Answers might soon be found in an unassuming corner of northern England, as scientists and historians believe they are getting closer to finding Yorkshire's "lost Atlantis", the town of Ravenser Odd, swallowed up by the fierce waves of the North Sea in 1362.
Its story is unlike anything else in English history. The sunken town was once rather like a little Venice a wealthy, outwardlooking place. Built on trade on East Yorkshire land, between what is now Hull and Grimsby, historians believe it was one part of England's key trading route at the very mouth of the Humber Estuary.
It was one of England's most international and distinctively cosmopolitan places too, welcoming seafaring traders from Germany, Scandinavia and beyond. An average week might have seen Scandinavians, pirates and merchants from Italy plying their trade. But does it all sound too fanciful to be true?
Reader's Digest spoke to author and historian, Phil Mathison, who has dedicated many years of research to finding out more about this remarkable town.

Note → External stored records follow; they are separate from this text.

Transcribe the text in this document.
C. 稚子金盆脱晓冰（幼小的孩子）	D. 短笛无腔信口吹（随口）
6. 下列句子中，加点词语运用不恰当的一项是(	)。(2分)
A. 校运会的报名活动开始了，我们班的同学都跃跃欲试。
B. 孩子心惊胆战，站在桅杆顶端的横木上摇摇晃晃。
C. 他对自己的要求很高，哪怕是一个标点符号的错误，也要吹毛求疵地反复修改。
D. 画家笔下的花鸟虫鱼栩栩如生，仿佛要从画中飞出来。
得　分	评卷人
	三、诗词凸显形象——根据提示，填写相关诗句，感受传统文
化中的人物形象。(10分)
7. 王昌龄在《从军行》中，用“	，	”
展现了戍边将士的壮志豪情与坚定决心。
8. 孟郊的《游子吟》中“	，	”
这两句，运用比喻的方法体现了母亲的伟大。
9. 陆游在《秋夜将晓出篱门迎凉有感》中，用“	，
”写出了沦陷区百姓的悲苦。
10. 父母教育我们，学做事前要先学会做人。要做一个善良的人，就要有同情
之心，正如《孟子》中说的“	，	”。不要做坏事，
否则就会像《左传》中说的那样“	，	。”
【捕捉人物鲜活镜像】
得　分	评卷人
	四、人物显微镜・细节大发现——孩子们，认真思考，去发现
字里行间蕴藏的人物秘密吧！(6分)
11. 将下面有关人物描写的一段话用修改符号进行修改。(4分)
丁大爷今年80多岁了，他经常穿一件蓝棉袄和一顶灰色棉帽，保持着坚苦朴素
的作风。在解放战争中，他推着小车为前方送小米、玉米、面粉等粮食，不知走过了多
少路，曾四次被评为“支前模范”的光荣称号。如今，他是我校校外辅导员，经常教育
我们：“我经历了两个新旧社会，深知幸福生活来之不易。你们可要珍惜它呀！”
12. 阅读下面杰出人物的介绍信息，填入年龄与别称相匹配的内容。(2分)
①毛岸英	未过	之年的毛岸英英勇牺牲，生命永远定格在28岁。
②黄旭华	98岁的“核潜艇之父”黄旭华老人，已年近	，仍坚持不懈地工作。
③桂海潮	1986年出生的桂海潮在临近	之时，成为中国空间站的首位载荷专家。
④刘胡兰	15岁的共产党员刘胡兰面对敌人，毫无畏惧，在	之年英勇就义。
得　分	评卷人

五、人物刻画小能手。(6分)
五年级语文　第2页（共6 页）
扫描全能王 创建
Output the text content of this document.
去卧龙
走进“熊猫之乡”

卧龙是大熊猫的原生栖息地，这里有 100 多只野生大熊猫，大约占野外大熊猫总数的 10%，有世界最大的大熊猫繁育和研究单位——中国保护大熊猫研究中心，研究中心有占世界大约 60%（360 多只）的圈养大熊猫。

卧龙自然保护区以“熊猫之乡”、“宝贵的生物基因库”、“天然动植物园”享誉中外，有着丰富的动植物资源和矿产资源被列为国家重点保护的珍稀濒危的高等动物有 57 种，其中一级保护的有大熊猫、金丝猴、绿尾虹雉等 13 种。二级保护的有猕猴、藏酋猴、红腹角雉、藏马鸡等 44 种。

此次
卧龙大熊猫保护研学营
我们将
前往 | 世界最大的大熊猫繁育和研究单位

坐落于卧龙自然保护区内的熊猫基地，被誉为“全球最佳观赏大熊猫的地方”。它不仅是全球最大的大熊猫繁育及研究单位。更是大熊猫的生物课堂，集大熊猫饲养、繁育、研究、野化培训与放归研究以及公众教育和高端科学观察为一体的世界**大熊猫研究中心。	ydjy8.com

"Ravenser Odd is truly an amazing and inspiring place," Mathison explains. "Once people learn a little bit about it, they just want to know more and more. It fires up people's imagination like nowhere else. I think most people like a legend, a mystery story, and something that hasn't been solved. Well, here we've got a legend on our own doorstep. And the curious thing is that 99 per cent of people living around Yorkshire haven't even heard about it."